In conclusion, we describe novel IFN scores as a new method to analyse the IFN-I pathway in autoimmunity. These scores should be used to measure IFN status in stratification research. Our future work will further assess the clinical usefulness of IFN-I response assays, including prediction of clinical progression in at risk individuals, flares, and response to conventional and B cell-targeted therapy.


Patients and healthy donor participants

All individuals gave informed written consent and research was carried out in compliance with the Helsinki Declaration. The patients’ blood samples used for this study were collected under ethical approval, REC 10/H1306/88, National Research Ethics Committee Yorkshire and Humber–Leeds East, and healthy control participants’ peripheral blood was collected under the study number 04/Q1206/107. All experiments were performed in accordance with relevant guidelines and regulations.

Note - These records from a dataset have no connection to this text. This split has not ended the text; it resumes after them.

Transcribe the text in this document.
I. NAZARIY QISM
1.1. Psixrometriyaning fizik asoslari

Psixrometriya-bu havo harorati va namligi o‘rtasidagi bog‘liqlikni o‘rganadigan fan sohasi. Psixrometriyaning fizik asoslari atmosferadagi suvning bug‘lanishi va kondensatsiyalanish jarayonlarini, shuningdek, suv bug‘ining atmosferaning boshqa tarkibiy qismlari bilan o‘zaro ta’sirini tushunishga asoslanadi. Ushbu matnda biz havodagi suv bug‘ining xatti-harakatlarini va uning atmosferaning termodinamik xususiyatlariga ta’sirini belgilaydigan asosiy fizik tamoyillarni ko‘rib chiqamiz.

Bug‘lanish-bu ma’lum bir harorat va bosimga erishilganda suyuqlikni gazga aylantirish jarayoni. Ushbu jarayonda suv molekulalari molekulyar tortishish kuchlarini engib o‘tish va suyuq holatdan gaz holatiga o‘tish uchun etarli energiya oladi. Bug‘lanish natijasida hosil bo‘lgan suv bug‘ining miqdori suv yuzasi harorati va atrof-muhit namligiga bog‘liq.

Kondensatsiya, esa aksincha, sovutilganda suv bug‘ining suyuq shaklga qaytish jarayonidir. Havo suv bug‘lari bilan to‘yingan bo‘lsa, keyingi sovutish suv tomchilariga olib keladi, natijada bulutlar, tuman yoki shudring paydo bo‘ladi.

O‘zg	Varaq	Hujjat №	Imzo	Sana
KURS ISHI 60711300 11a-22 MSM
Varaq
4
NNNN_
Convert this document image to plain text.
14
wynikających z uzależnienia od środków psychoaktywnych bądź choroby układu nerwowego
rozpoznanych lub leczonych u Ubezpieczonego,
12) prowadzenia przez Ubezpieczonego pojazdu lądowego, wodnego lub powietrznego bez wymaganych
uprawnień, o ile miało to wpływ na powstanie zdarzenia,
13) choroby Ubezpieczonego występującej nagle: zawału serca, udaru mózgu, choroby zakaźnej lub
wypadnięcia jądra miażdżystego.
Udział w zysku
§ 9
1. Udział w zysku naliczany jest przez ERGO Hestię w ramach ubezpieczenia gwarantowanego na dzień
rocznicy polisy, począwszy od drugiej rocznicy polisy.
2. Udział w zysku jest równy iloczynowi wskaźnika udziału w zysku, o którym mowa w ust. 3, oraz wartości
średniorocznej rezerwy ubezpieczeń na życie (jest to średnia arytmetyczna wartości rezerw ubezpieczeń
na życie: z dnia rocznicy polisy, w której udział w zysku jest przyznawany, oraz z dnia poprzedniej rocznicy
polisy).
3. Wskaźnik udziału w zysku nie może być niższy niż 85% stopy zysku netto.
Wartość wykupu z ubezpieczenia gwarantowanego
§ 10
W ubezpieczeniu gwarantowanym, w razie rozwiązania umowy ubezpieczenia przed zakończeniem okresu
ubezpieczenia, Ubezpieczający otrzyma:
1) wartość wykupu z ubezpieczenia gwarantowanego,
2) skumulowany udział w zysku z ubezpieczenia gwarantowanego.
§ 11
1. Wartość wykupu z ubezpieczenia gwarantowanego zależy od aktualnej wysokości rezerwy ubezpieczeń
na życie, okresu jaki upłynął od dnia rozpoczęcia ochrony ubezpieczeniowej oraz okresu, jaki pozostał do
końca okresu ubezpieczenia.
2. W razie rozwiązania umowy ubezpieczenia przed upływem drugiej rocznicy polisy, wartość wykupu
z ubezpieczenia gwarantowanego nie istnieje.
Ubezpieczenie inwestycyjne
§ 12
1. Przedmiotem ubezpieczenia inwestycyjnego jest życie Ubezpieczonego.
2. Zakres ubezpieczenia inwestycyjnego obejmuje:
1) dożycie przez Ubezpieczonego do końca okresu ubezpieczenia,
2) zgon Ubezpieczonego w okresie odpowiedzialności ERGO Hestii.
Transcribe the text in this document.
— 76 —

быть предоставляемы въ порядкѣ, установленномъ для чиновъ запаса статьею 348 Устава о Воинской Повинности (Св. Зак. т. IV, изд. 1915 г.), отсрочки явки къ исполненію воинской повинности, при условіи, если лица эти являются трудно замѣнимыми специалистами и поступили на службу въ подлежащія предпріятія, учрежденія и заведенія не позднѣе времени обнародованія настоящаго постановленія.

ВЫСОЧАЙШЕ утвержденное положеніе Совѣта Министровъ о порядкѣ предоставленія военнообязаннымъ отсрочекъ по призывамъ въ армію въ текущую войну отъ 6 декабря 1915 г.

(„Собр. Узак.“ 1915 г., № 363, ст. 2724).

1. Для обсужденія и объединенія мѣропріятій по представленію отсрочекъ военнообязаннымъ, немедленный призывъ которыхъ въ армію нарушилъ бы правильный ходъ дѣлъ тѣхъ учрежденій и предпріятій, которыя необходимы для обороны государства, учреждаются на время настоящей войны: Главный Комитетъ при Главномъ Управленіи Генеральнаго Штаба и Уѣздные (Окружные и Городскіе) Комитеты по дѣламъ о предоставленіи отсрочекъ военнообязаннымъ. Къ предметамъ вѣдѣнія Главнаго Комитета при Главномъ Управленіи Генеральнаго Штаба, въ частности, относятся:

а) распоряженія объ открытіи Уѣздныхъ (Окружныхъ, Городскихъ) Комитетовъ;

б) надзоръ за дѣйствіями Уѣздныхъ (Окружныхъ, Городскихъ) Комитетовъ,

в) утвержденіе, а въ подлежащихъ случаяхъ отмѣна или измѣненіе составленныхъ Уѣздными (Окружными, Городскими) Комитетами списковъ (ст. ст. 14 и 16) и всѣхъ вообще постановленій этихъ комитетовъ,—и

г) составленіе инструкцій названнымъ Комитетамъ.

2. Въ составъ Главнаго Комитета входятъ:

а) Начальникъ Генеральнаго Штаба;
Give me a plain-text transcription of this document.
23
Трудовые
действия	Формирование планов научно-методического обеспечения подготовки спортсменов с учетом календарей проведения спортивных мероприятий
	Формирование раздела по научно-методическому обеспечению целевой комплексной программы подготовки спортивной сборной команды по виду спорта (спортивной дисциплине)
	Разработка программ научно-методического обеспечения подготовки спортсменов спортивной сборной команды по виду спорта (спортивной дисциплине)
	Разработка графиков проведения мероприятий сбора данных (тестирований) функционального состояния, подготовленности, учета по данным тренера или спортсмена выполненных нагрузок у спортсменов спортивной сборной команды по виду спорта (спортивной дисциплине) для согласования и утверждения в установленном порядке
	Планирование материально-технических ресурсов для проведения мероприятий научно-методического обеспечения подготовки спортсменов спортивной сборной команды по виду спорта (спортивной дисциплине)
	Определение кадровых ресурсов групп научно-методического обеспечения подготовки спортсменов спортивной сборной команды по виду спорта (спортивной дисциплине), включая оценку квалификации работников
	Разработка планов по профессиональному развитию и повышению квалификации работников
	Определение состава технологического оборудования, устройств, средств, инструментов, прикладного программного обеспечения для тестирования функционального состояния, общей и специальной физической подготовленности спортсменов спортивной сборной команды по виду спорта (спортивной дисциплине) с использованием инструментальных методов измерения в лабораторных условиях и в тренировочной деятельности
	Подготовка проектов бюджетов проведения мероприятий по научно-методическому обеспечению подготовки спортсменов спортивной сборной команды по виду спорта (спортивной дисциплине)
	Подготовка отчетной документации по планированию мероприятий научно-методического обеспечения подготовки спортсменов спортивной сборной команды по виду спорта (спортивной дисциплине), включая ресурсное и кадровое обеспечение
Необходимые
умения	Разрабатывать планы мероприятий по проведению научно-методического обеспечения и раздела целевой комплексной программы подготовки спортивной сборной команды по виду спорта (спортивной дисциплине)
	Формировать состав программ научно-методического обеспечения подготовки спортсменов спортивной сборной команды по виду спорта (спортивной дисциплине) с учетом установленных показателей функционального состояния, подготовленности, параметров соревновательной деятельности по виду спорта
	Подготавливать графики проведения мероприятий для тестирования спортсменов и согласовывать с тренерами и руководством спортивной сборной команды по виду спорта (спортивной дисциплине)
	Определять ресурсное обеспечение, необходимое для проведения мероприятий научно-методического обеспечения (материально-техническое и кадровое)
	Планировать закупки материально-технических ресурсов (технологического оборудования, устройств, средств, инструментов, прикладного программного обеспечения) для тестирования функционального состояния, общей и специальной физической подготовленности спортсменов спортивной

SLE patients met ACR/SLICC 2012 criteria. All RA patients met ACR/EULAR 2010 criteria (ACPA-positive but ANA-negative)31. Disease activity was assessed using BILAG-200432. Undifferentiated connective tissue disease (UCTD) patients were individuals with positive ANA but did not meet criteria for CTD. Healthy controls (HC) had no autoimmune diseases or other infectious or inflammatory disease at the time of sampling. Absolute lymphocyte count was obtained from a routine diagnostic laboratory and used to calculate absolute counts for flow cytometry subsets. Number of reactivates against dsDNA, Ro52, Ro60, La, Sm, RNP, Sm/RNP and chromatin was measured using Bioplex 2200 and expressed as “ANA count”.

Flow cytometry and cell sorting

Peripheral blood mononuclear cells (PBMCs) were separated using density gradient method (LymphoprepTM, Alere Technologies, Norway) from EDTA-anticoagulated blood. Flow cytometry was performed using a Becton Dickinson (BD) LSRII flow cytometer and analysis using BD FACSDiva software. A six-way FACS was performed on a BD Influx™ to pure lymphocyte subsets. Purity of sorted populations was confirmed before RNA extraction using flow cytometry (>98% purity for each subset) as well as expression of lineage marker genes. Antibodies are shown in Table S1.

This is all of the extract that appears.